The choral society gave a strong performance at Olton Friary

Solihull choral Society performing at Olton Friary

Wall to wall Mozart in a beautiful church is perfect anticipation for Easter, now on the horizon.

However conductor Andrew Fletcher had interesting balance challenges with his large forces.

The usual problem of imbalance between choir voices was not helped by their 17 men being partly hidden behind the splendid phalanx of women, who in turn, were fronted by the substantial chamber music skills of Queen’s Park Sinfonia.

Four young solo singers were to the fore, all adding to a very full sound in this magnificently resonant space.

Vespers K339 set the divine atmosphere; Mozart’s final work for Salzburg Cathedral. Soprano Ruth McElvanney and mezzo Elspeth Marrow’s tone could have blended more convincingly, possibly risking more drama but with less-permeating top soprano tones. Enthusiasm from the choir was enhanced by a truly sensitive solo trombone, a delight to hear.

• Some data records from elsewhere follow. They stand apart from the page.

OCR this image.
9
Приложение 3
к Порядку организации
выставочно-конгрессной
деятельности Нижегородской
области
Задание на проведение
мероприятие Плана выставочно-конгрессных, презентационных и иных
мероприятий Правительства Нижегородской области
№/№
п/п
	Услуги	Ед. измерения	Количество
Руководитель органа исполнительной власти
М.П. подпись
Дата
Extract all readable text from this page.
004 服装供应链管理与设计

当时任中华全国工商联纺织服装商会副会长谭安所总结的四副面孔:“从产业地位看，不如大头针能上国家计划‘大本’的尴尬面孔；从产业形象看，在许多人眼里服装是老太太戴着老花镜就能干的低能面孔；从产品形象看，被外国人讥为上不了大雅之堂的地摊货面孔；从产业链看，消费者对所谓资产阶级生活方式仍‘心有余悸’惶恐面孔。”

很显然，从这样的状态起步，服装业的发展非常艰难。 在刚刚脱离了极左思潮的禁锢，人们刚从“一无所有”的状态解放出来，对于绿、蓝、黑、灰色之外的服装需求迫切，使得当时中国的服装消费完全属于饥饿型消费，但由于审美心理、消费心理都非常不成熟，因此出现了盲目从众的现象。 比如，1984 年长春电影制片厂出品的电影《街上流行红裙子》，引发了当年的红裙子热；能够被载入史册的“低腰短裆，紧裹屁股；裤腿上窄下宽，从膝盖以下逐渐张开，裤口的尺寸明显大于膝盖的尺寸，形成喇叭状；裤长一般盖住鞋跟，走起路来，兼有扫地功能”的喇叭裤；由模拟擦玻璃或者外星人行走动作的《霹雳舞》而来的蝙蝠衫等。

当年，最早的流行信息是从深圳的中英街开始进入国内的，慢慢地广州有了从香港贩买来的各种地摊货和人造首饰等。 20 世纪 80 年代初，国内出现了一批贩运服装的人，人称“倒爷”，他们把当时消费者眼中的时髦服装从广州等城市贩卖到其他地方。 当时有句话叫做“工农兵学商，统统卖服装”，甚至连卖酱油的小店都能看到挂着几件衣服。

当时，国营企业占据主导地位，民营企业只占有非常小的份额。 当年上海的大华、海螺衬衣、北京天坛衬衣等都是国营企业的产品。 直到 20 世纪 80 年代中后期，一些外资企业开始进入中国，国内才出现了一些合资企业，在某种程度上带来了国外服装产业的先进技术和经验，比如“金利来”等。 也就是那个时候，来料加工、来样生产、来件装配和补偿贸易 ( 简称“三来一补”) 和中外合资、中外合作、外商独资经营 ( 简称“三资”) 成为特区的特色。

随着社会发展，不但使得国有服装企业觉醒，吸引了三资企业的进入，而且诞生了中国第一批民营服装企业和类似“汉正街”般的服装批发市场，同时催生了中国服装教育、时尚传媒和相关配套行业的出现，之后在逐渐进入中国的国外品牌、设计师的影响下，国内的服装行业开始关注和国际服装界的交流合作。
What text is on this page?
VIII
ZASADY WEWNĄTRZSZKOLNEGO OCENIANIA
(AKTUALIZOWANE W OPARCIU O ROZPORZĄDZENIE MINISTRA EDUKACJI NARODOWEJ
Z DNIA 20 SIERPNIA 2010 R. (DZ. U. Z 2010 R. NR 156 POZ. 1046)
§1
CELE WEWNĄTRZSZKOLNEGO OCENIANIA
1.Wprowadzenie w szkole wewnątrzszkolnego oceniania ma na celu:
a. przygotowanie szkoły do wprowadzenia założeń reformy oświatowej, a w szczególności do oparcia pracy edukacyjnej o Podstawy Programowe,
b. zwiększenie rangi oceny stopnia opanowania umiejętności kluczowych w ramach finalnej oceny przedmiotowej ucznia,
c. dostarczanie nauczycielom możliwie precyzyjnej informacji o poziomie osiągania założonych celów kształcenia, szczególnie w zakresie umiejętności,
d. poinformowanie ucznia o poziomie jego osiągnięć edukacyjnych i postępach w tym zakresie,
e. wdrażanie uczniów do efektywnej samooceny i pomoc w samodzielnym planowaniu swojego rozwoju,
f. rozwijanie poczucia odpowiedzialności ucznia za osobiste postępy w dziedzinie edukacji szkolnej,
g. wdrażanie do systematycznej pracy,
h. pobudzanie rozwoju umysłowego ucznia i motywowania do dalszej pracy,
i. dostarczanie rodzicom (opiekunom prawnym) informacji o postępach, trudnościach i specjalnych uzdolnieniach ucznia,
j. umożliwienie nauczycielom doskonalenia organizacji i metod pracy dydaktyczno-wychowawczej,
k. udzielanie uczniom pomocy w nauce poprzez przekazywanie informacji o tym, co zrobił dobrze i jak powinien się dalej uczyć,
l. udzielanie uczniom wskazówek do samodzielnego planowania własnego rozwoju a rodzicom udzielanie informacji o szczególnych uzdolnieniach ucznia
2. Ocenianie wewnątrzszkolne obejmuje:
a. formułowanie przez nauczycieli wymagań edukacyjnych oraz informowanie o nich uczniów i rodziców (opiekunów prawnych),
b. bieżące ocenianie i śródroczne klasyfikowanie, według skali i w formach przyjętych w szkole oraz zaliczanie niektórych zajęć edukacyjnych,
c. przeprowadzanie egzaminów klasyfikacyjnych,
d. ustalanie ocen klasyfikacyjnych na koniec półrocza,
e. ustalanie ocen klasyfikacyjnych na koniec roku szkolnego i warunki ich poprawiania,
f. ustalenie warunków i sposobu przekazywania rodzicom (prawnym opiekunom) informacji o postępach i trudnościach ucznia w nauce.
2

Mozart’s Requiem K626 was unfinished, with parts of the score remaining in skeletal form when he died – so, perhaps not 100% Mozart throughout, but a much loved masterpiece nevertheless.

Fine orchestral playing included neat semiquaver passages, lovely snatches of solo violin and again excellent trombone solos and general instrumental support.

Choir intonation was a worry at the messy beginning of Offertory, but tenor Chris Fitzgerald-Lombard and bass Daniel d’Souza added to the overall musicality with a sense of drama and true involvement.